The former Herald trainee has four (count 'em) projects on the go: a consultancy business, a hybrid novel-memoir about stoicism, a demi-semi-autobiographical comic novel. Oh and a Substack, natch.
The Substack, called The Chaos Era with Brigid Delaney, should have launched by now, unless Delaney left her laptop at a station, or got trapped on a train in Wynyard tunnel, or slipped while bushwalking on an island, triggering a rescue by the coastguard, or suffered any of her many trademark real life snafus she will doubtless be writing about.
Meanwhile, her hybrid book, The Seeker and the Sage, billed as 'a stoic conversation to hold you together in a fractured world' is due out in September. Delaney hit a jackpot with her previous stoicism book, Reasons Not To Worry, which sold in 22 territories and was translated into 19 languages.

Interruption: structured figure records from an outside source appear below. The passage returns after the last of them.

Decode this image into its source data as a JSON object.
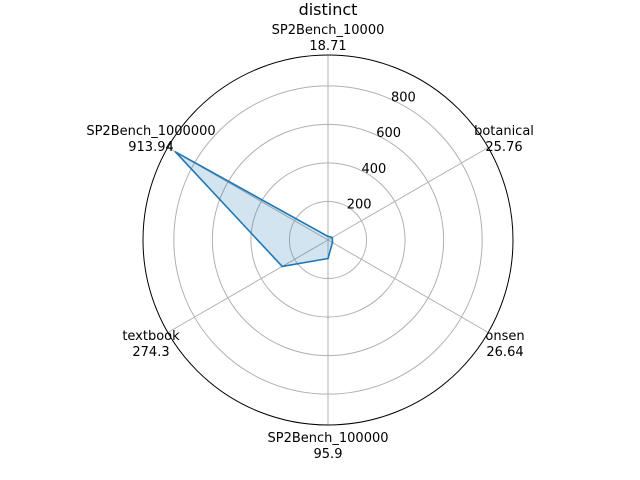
{
  "chart_data": {
    "type": "radar",
    "title": "distinct",
    "categories": [
      "SP2Bench_10000",
      "botanical",
      "onsen",
      "SP2Bench_100000",
      "textbook",
      "SP2Bench_1000000"
    ],
    "value_labels": [
      "18.71",
      "25.76",
      "26.64",
      "95.9",
      "274.3",
      "913.94"
    ],
    "values": [
      18.71,
      25.76,
      26.64,
      95.9,
      274.3,
      913.94
    ],
    "rlim": [
      0,
      960
    ],
    "r_ticks": [
      200,
      400,
      600,
      800
    ],
    "r_tick_labels": [
      "200",
      "400",
      "600",
      "800"
    ],
    "grid": true,
    "colors": {
      "line": "#1f77b4",
      "fill": "#1f77b4",
      "grid": "#b0b0b0"
    }
  }
}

It followed on from Wellmania, her book which investigated the wellness industry, which was turned into a Netflix series starring Celeste Barber.
In addition, Delaney has just launched her Stoic Solutions consultancy, which translates the timeless teachings of the ancient stoics Marcus Aurelius, Seneca and Epictetus for the modern corporate audience so they can retool their bandwidth, tie a bow around it, resolve hanging issues and crush their KPIs.
But wait. Delaney is planning a novel, which will supercharge the real-life adventures (see above) she chronicled in her diary column for Guardian Australia.
Creatures across the journalistic/literary/entertainment/political blob will have only one question on their minds when they learn of its existence: am I going to be in this thing?